İklim KriziManşetTürkiye

[2 Şubat Dünya Sulak Alanlar Günü] Türkiye’de sulak alanlar hızla yok oluyor

0

Bu yılki teması “Sulak Alanlar ve İnsan Refahı” olarak belirlenen 2 Şubat Dünya Sulak Alanlar Günü‘nde Türkiye’deki çevre örgütleri su havzalarında yaşanan geri dönüşü olmayan hasarlara ve olumsuz uygulamalara dikkat çekti; çözüm önerilerini sıraladı.
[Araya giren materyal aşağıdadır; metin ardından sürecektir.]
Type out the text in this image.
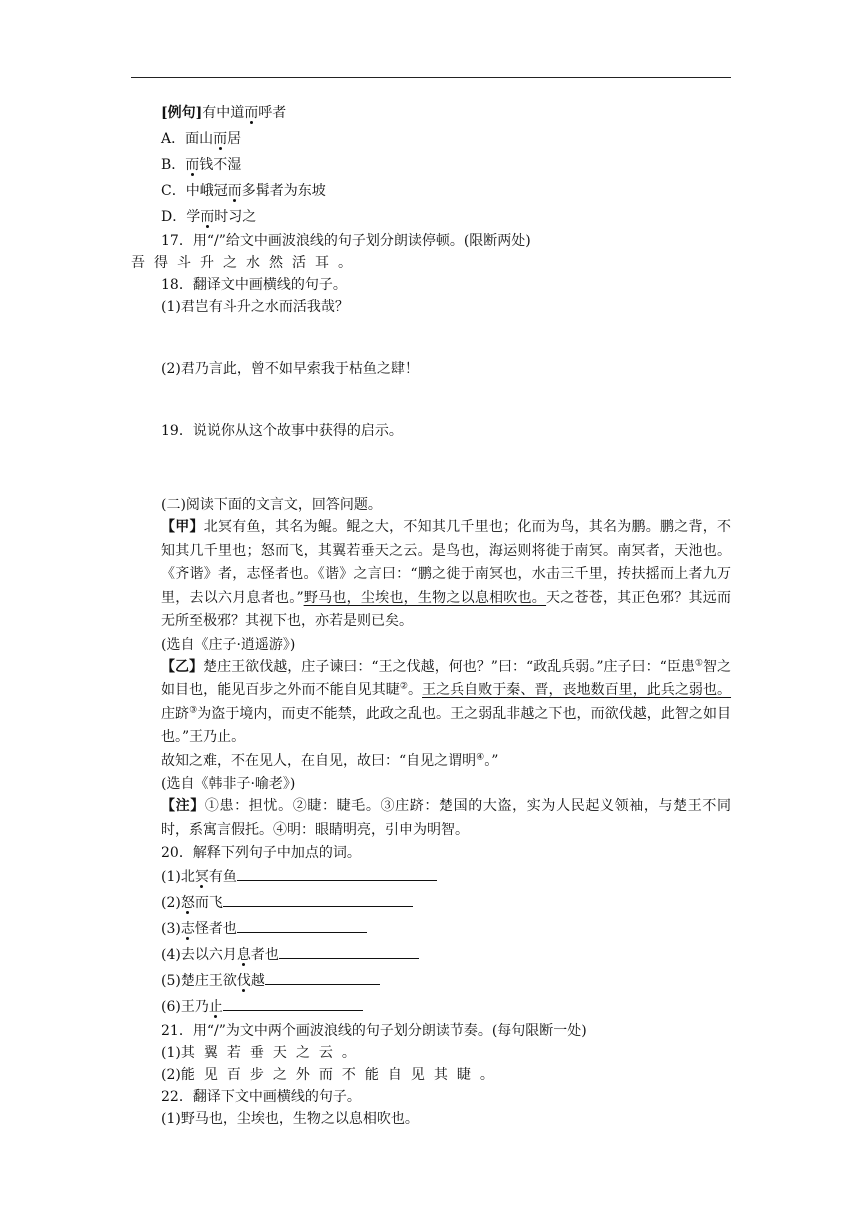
[例句]有中道而呼者
A．面山而居
B．而钱不湿
C．中峨冠而多髯者为东坡
D．学而时习之
17．用“/”给文中画波浪线的句子划分朗读停顿。(限断两处)
吾得斗升之水然活耳。
18．翻译文中画横线的句子。
(1)君岂有斗升之水而活我哉？
(2)君乃言此，曾不如早索我于枯鱼之肆！
19．说说你从这个故事中获得的启示。
(二)阅读下面的文言文，回答问题。
【甲】北冥有鱼，其名为鲲。鲲之大，不知其几千里也；化而为鸟，其名为鹏。鹏之背，不知其几千里也；怒而飞，其翼若垂天之云。是鸟也，海运则将徙于南冥。南冥者，天池也。《齐谐》者，志怪者也。《谐》之言曰：“鹏之徙于南冥也，水击三千里，抟扶摇而上者九万里，去以六月息者也。”野马也，尘埃也，生物之以息相吹也。天之苍苍，其正色邪？其远而无所至极邪？其视下也，亦若是则已矣。
(选自《庄子·逍遥游》)
【乙】楚庄王欲伐越，庄子谏曰：“王之伐越，何也？”曰：“政乱兵弱。”庄子曰：“臣患①智之如目也，能见百步之外而不能自见其睫②。王之兵自败于秦、晋，丧地数百里，此兵之弱也。庄跻③为盗于境内，而吏不能禁，此政之乱也。王之弱乱非越之下也，而欲伐越，此智之如目也。”王乃止。
故知之难，不在见人，在自见，故曰：“自见之谓明④。”
(选自《韩非子·喻老》)
【注】①患：担忧。②睫：睫毛。③庄跻：楚国的大盗，实为人民起义领袖，与楚王不同时，系寓言假托。④明：眼睛明亮，引申为明智。
20．解释下列句子中加点的词。
(1)北冥有鱼
(2)怒而飞
(3)志怪者也
(4)去以六月息者也
(5)楚庄王欲伐越
(6)王乃止
21．用“/”为文中两个画波浪线的句子划分朗读节奏。(每句限断一处)
(1)其翼若垂天之云。
(2)能见百步之外而不能自见其睫。
22．翻译下文中画横线的句子。
(1)野马也，尘埃也，生物之以息相吹也。
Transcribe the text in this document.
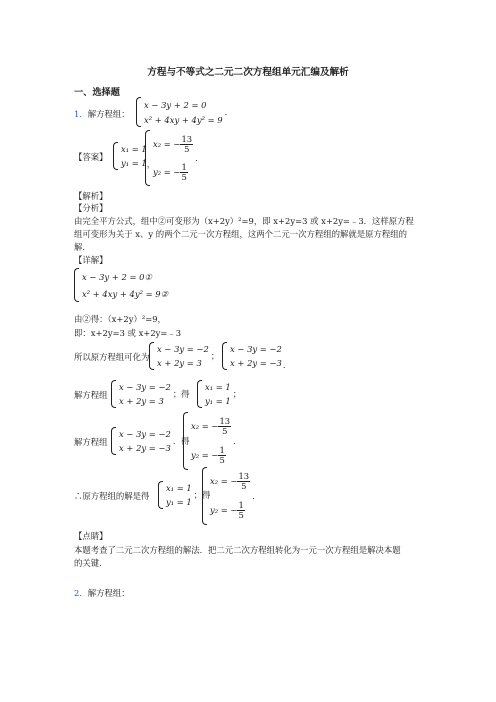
方程与不等式之二元二次方程组单元汇编及解析
一、选择题
1．解方程组：
x − 3y + 2 = 0
x² + 4xy + 4y² = 9
.
【答案】
x₁ = 1
y₁ = 1 ，
x₂ = − $\frac{13}{5}$
y₂ = − $\frac{1}{5}$
.
【解析】
【分析】
由完全平方公式，组中②可变形为（x+2y）²=9，即 x+2y=3 或 x+2y=﹣3．这样原方程
组可变形为关于 x、y 的两个二元一次方程组，这两个二元一次方程组的解就是原方程组的
解．
【详解】
x − 3y + 2 = 0①
x² + 4xy + 4y² = 9②
由②得：（x+2y）²=9，
即：x+2y=3 或 x+2y=﹣3
所以原方程组可化为
x − 3y = −2
x + 2y = 3
；
x − 3y = −2
x + 2y = −3 .
解方程组
x − 3y = −2
x + 2y = 3
；得
x₁ = 1
y₁ = 1
；
解方程组
x − 3y = −2
x + 2y = −3
．得
x₂ = − $\frac{13}{5}$
y₂ = − $\frac{1}{5}$
．
∴原方程组的解是得
x₁ = 1
y₁ = 1
；得
x₂ = − $\frac{13}{5}$
y₂ = − $\frac{1}{5}$
.
【点睛】
本题考查了二元二次方程组的解法．把二元二次方程组转化为一元一次方程组是解决本题
的关键．
2．解方程组：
Doğa Derneği, yanlış uygulamaların sonucunda Türkiye’deki sulak alanlarda geri dönüşü olmayan kayıplar yaşandığına dikkat çekti. Türkiye Çevre Platformu, Meke Gölü, Van Gölü ve Tuz Gölü’nün tamamen tehdit altında olduğuna değinirken, Van Çevre Ekoloji Derneği, göl havzasının yüz yüze kaldığı tehlikeleri belirtip çözüm önerileri sundu.

Sulak alanlar yok olma tehdidiyle karşı karşıya

Türkiye Çevre Platformu yayımladığı basın açıklamasında, dünya genelinde sulak alanların yok olma tehdidi altında olduğuna dikkat çekerek, Türkiye’deki sulak alanların durumunu ele aldı.

Türkiye’de toplamda 2 milyon 155 bin 045 hektar sulak alanın bulunduğu belirtilen açıklamada, sulak alanların biyoçeşitliliği koruma, taşkın kontrolü, tarımsal faaliyetlerde kullanılan yeraltı sularının beslenmesi, iklim değişikliğinin kontrolü gibi birçok önemli işlevi olduğuna vurgu yapıldı.

Tuz Gölü'nün son hali

Tuz Gölü’nde kuruyan göl yatağı yerini çatlamış toprağa bıraktı Fotoğraf: AP

Açıklama, insan faaliyetlerinin sulak alanları olumsuz etkilediği ve tarım ile yapılaşma amacıyla bu alanların kurutulup doldurulduğu, bu durumun sulak alan canlı türlerini tehlikeye attığına dikkat çekti. Son 50 yılda iç kara sulak alan canlılarının yüzde 81’inin azaldığı ve kıyı sulak alan ile deniz canlılarının yüzde 36’sının azaldığı bilgisi de paylaşılan önemli veriler arasındaydı.

Açıklamada, Meke Gölü, Tuz Gölü ve Van Gölü gibi sulak alanları barındıran su havzalarının yaşadığı sorunlar ele alındı: “Bir sulak alan olan Meke Gölü tamamen kurudu, Tuz Gölü’nün büyük bölümü çekildi, Van Gölü, iklim krizi ile birlikte, evsel, sanayi tarımsal atıklar ile kirletilmekte.”

[2 Şubat Dünya Sulak Alanlar Günü] Bu yılın teması ‘Sulak Alanlar ve İnsan Refahı’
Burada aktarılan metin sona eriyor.